Cuando sopla el viento del Norte, se oye el ruido de los aviones de la base. Entonces, en las playas de Rota, cientos de niños miran al cielo, y dicen adiós con sus manitas a unos pájaros raros, de siniestra panza plomiza. Dentro, ahora lo sabemos, ciudadanos occidentales, o no, de origen árabe, o no, secuestrados, o comprados a 5.000 dólares la pieza, por los guardianes de la libertad mundial, viajan cargados de grilletes, sin agua, sin comida, como los viejos condenados a galeras, o peor, camino de Guantánamo o, tal vez mejor, del destino más dulce de su propia muerte.

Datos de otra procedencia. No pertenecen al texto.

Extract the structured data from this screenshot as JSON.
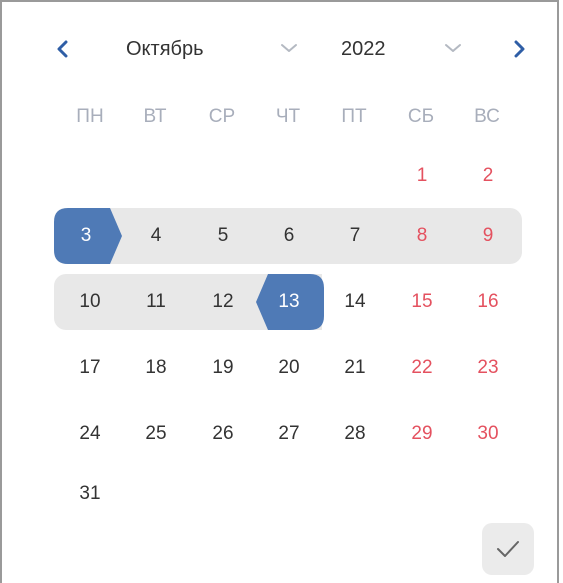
{
  "header": {
    "prev_icon": "chevron-left-icon",
    "next_icon": "chevron-right-icon",
    "month": "Октябрь",
    "year": "2022",
    "accent_color": "#2f5ea6"
  },
  "weekdays": [
    "ПН",
    "ВТ",
    "СР",
    "ЧТ",
    "ПТ",
    "СБ",
    "ВС"
  ],
  "weeks": [
    [
      "",
      "",
      "",
      "",
      "",
      "1",
      "2"
    ],
    [
      "3",
      "4",
      "5",
      "6",
      "7",
      "8",
      "9"
    ],
    [
      "10",
      "11",
      "12",
      "13",
      "14",
      "15",
      "16"
    ],
    [
      "17",
      "18",
      "19",
      "20",
      "21",
      "22",
      "23"
    ],
    [
      "24",
      "25",
      "26",
      "27",
      "28",
      "29",
      "30"
    ],
    [
      "31",
      "",
      "",
      "",
      "",
      "",
      ""
    ]
  ],
  "range": {
    "start": "3",
    "end": "13"
  },
  "colors": {
    "weekend": "#e4515f",
    "selected_bg": "#4f7ab6",
    "range_bg": "#e8e8e8",
    "weekday_header": "#a8aebb"
  },
  "confirm": {
    "icon": "checkmark-icon"
  }
}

Mientras, a mi alrededor, a todo el mundo se le cae la baba con el duelo Clinton-Obama, mientras escucho elogios de su frescura, de su fuerza, de su género y su color, recuerdo esos aviones, y a los niños que los saludan en la playa. Mientras los más críticos denostan las turquesas de Hillary o las corbatas de Barack, descubro las millonarias donaciones que financian sus campañas, y llego a una conclusión sorprendente hasta para mí. Prepárense: prefiero a los nuestros, a los de aquí. Ya lo dice el líder de la extrema derecha belga, el PP es el único partido de derechas de Europa.
Rajoy es de derechas, pero todavía no es de plástico. No engaña a nadie. En eso se parece a sus socios de la Conferencia Episcopal, que han dado una lección de firmeza ideológica inaudita tras el fin de la historia, gracias a un aparato de agitación y propaganda que para sí quisiera cualquier dictador. Ellos tampoco engañan, su ira y su soberbia son auténticas. No me gustan, pero prefiero la piel humana, las zozobras de Zapatero, la soledad de Llamazares, al plástico del marketing. Así, cuando dentro de un par de veranos, algún plastificado líder ilusionante, e incluso elegante, ordene que otros aviones sobrevuelen Rota, no seré yo quien levante la mano para decirles adiós.